Special case: HIV Therapy
As a cure for diseases with HIV virus is not yet possible, a life-long treatment with antivirals is been necessary. Early on it was discovered that the monotherapy (only one drug) is not effective for long. The HI-virus is rapidly in a position to be resistant to the drug. Therefore, given the beginning of a multiple combination, so that the probability of developing resistance is reduced. Nevertheless, it often occurs during the treatment of multidrug resistance development. There are therefore constantly developing new drugs.

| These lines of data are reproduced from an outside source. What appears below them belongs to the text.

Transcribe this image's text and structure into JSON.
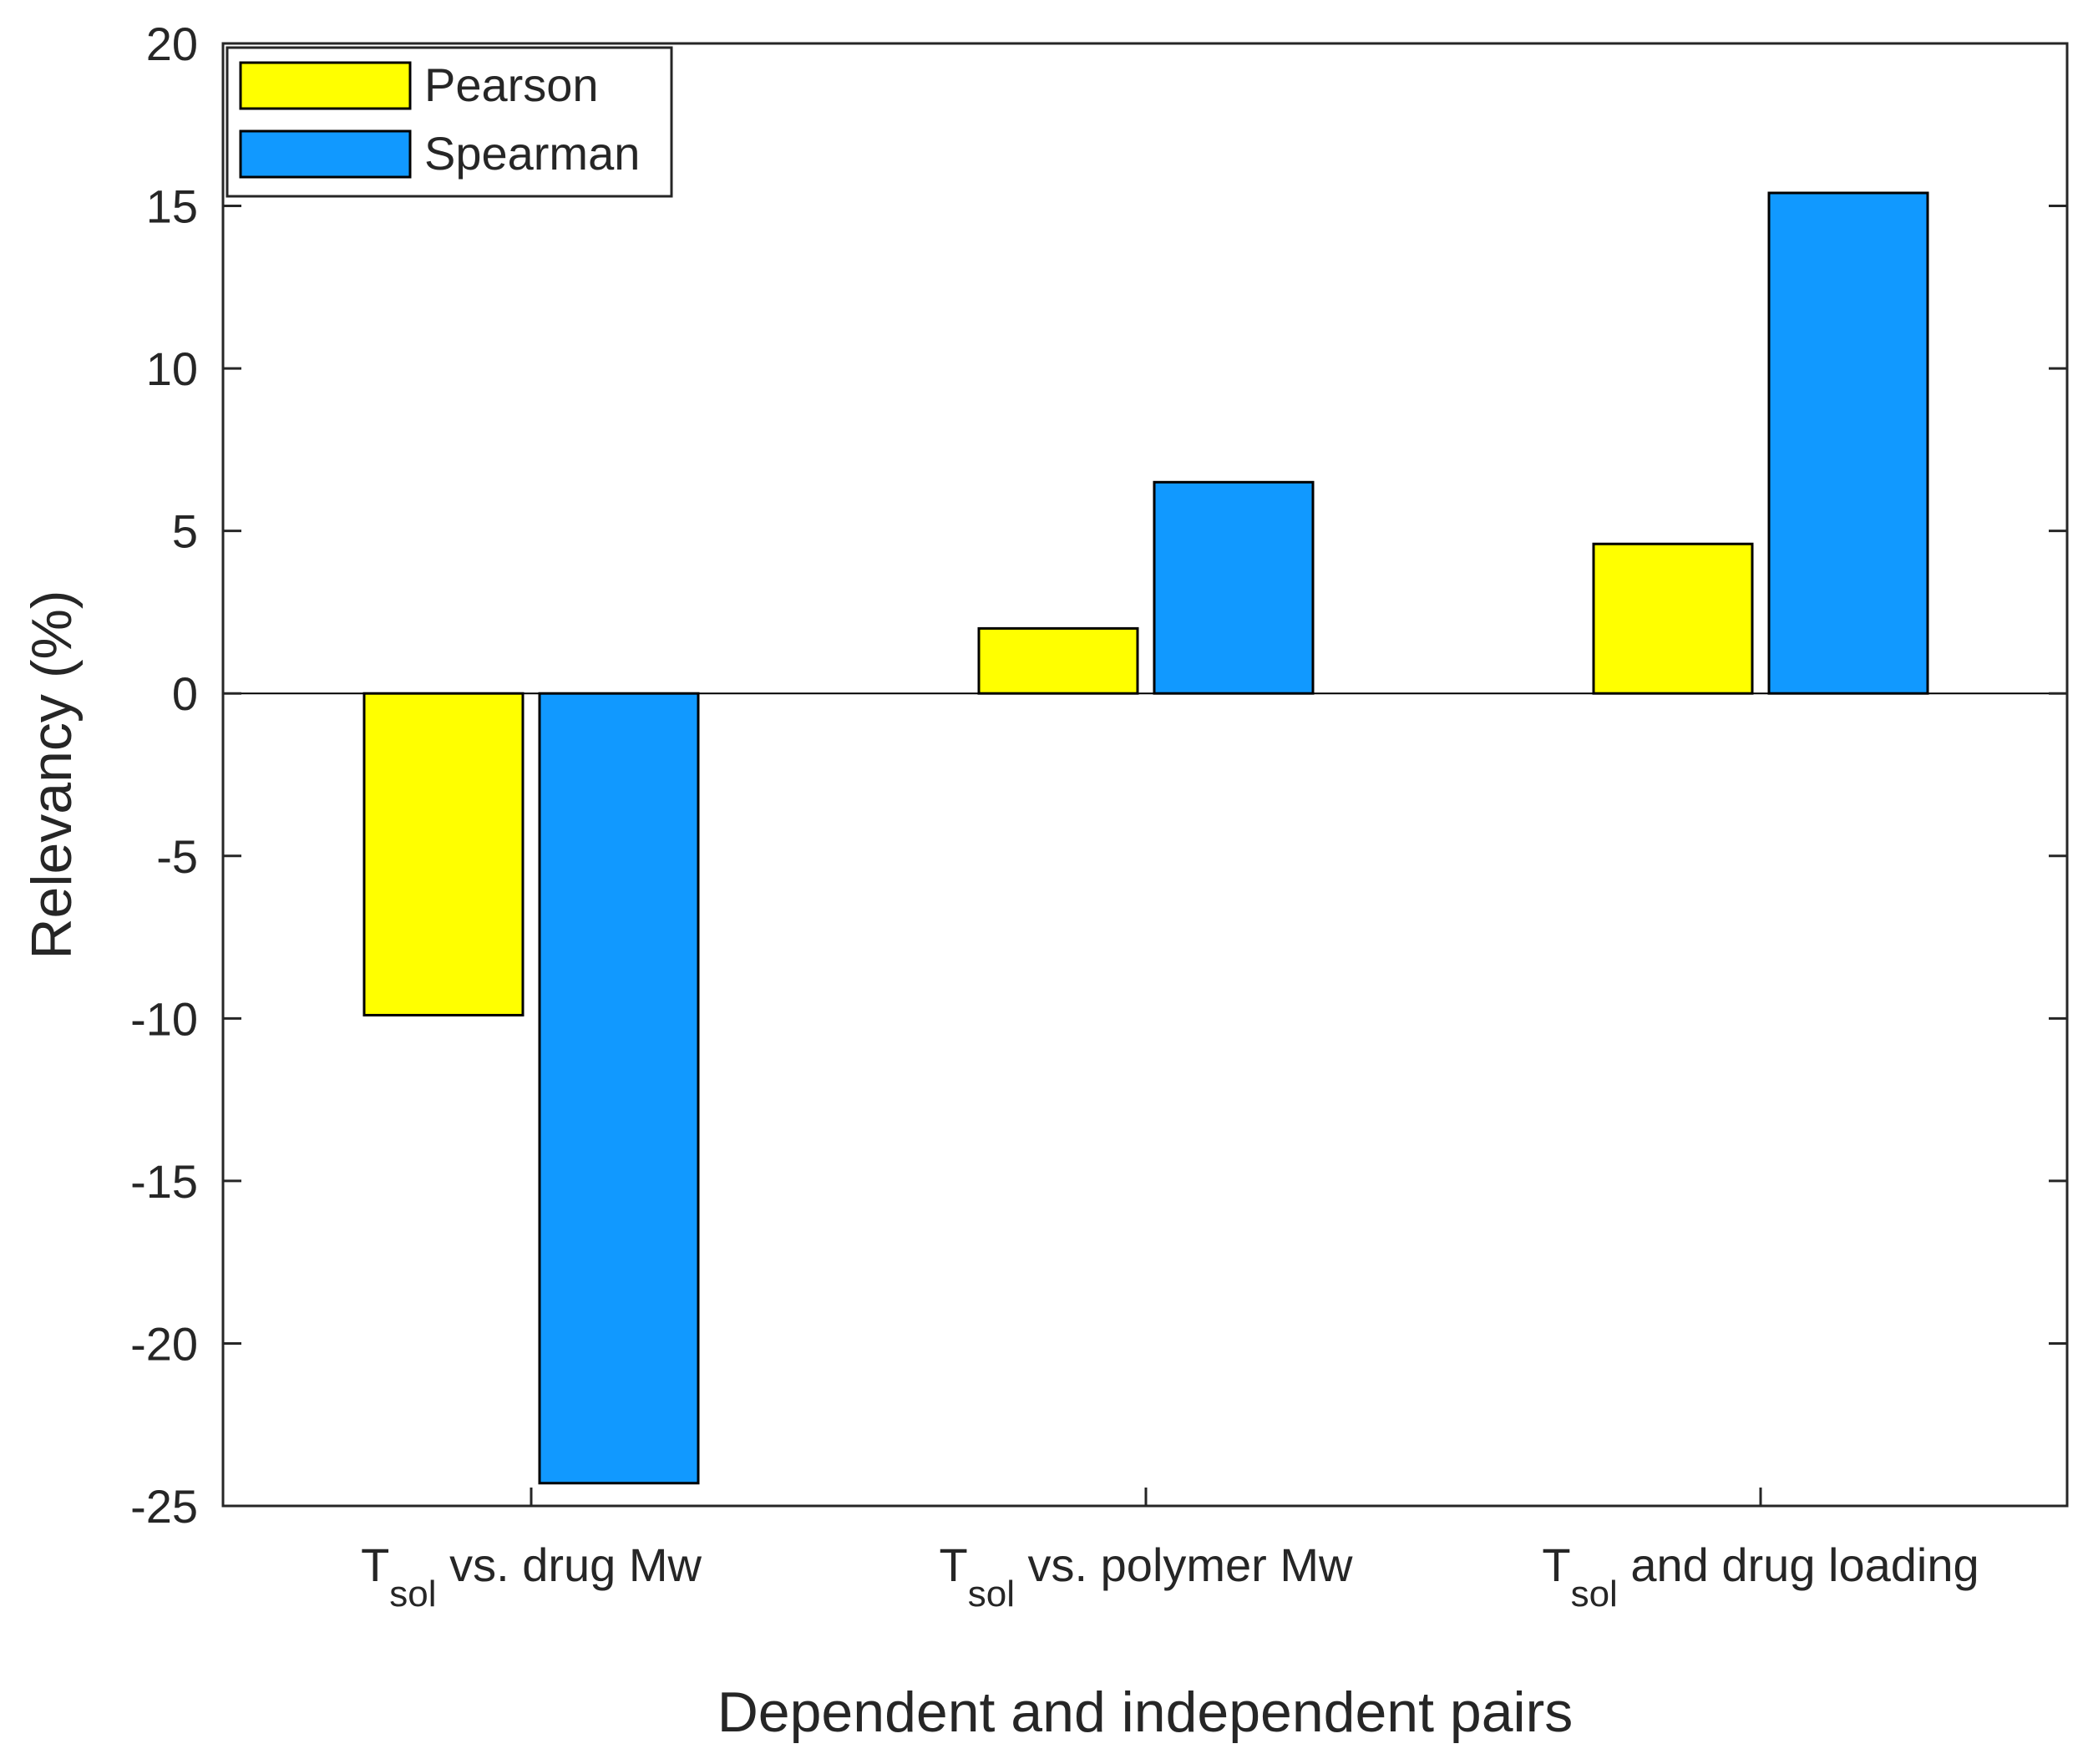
{
  "chart_data": {
    "type": "bar",
    "title": "",
    "xlabel": "Dependent and independent pairs",
    "ylabel": "Relevancy (%)",
    "ylim": [
      -25,
      20
    ],
    "yticks": [
      20,
      15,
      10,
      5,
      0,
      -5,
      -10,
      -15,
      -20,
      -25
    ],
    "ytick_labels": [
      "20",
      "15",
      "10",
      "5",
      "0",
      "-5",
      "-10",
      "-15",
      "-20",
      "-25"
    ],
    "categories": [
      {
        "main": "T",
        "sub": "sol",
        "rest": " vs. drug Mw"
      },
      {
        "main": "T",
        "sub": "sol",
        "rest": " vs. polymer Mw"
      },
      {
        "main": "T",
        "sub": "sol",
        "rest": " and drug loading"
      }
    ],
    "series": [
      {
        "name": "Pearson",
        "color": "#ffff00",
        "values": [
          -9.9,
          2.0,
          4.6
        ]
      },
      {
        "name": "Spearman",
        "color": "#1199ff",
        "values": [
          -24.3,
          6.5,
          15.4
        ]
      }
    ],
    "grid": false,
    "legend_position": "top-left"
  }
}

Multidrug-resistant strains of problem
An article in the journal “The Lancet”, according, were discovered worldwide bacterial strains with the NDM-1 (New Delhi metallo-β-lactamase 1) designated gene, which are against all known antibiotics except tigecycline and colistin, be resistant . The gene is not yet surfaced in the Gram-negative enteric bacteria Escherichia coli and Klebsiella pneumoniae and especially common in India and Pakistan. There are cases in the UK, the Netherlands, Australia and Sweden have also been discovered, often after surgery (especially plastic surgery) in the former Asian countries.
Methicillin-resistant Staphylococcus aureus (MRSA) strains
Since 1963 Staphylococcus aureus strains are described which have a mutation in their penicillin-binding protein II (PBP II) and therefore against all beta-lactam antibiotics (including, but against so-called beta-lactamase-resistant AB: methicillin, oxacillin, Others flucloxacillin called staphylococcal antibiotics) are resistant. If they also have a resistance to other classes of drugs, few preparations for the treatment (eg, glycopeptides, such as vancomycin or teicoplanin or newer and more expensive drugs, such as from the class of oxazolidinone linezolid or tigecycline from the class of glycylcyclines) are used . MRSA are now found worldwide and are mainly used in intensive care to a growing problem. Thus, the incidence of disease (incidence) in intensive care units in the United States is already> 50%, in France and Southern Europe> 30%. In Germany, the incidence is in hospital at around 15 to 20%, but is subject to large regional variations. Also at approximately 2.5% of all residents of nursing homes MRSA can be isolated. Like other S. aureus strains can also occur in germ MRSA colonization of the nose and throat, without the patient ill. This results in germ reservoirs, which can infect other immunocompromised patients. Especially dangerous are germ settlements with hospital staff, since a continuous risk of infection in patients with immunodeficiency (eg open wounds, intravascular catheters, dialysis, or artificial respiration) is given.
Vancomycin-intermediate-sensitive Staphylococcus aureus (VISA) strains
For several years occur in Japan MRSA strains that are intermediately sensitive also to glycopeptides. Individual cases have occurred in the United States, France, Hong Kong and Thailand. It is likely that these strains are also spreading.
Vancomycin-resistant Staphylococcus aureus (VRSA) strains
Of actually vancomycin-resistant S. aureus (VRSA) have only been very few cases described in the U.S.. They are unlike the VISA strains characterized by the fact that they have the the glycopeptide resistance coding, from vancomycin / glycopeptide-resistant enterococci (VRE / GRE) originating vanA gene.
Extended-spectrum ß-lactamase-producing pathogens
Extended-spectrum β-lactamase (ESBL) producing pathogens are bacteria, which are represented by a point mutation within the β-lactamase enzyme expressed genes is now able to produce the extended-spectrum β-lactamase. This altered enzyme, a larger range of β-lactam antibiotics containing columns. ESBL-carrying bacteria are therefore resistant to penicillins, cephalosporins (generation 1-4) and against monobactams. Mainly E. coli and Klebsiella (Gram negative bacteria) have ESBL genes.